Heading over to my lane I could feel the anticipation beginning to prickle my skin and quicken my heartbeat. The afternoon sun was low and slightly golden upon the low bleachers set behind the starting blocks for competitors waiting to race. I took a seat and wrapped my towel closely around my shoulders against the cool breeze that bounced the flags over the pool. Lynn sat quietly in the shade in front of me, no doubt preparing her race in her mind. Teammates cheered wildly as heats were sent off in both pools. Voices boomed from all sides shouting encouragement to racing swimmers and then it happened again and it was the last time it happened.

All the noises seemed to fade and were replaced by a warmth, by a silent glow that came from inside and told me to look around. As I turned my head from side to side I saw countless swimmers in varying stages of readiness, I saw boisterous laughter and celebration but mostly I saw smiles in the gilded afternoon sun. I was smiling too and for a moment in time, I just sat there and soaked up the magic of Spring Nationals.
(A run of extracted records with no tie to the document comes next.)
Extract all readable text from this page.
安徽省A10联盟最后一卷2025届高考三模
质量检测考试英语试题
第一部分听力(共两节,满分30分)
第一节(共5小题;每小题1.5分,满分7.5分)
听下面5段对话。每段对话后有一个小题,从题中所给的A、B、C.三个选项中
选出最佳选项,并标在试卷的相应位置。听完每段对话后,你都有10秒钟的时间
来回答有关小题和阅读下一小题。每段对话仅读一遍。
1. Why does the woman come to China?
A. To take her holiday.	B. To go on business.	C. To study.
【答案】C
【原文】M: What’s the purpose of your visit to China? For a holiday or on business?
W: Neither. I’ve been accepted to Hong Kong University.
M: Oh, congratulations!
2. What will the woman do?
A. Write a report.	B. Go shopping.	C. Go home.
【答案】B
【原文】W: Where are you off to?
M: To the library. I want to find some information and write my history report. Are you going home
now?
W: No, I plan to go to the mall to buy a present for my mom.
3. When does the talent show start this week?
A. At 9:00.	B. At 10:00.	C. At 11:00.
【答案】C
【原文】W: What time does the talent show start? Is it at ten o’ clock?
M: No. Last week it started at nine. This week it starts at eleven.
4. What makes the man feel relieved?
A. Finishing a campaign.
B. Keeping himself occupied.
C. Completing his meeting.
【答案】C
Lynn went on to swim her 100 free and shortly thereafter I swam mine. The magic calm remained with me and I kept patient and focused for those four laps. When I looked up at the board, much to my astonishment my time read 1:09:44. My fastest previous time was a 1:13.08. I had shattered my personal best. I was just about the slowest swimmer in my age division in the 100 free but I didn’t care. I came to my first USMS Nationals with one goal; to swim my best and I did. I swam four personal bests out of five events. I’ll be back next year for sure and I’ll definitely be looking for faster times. I’ll also be returning for the magic; for those rare moments when time slows down and if you let yourself be still, the magic of USMS Nationals washes over you in a wave of happiness you’ll not soon forget.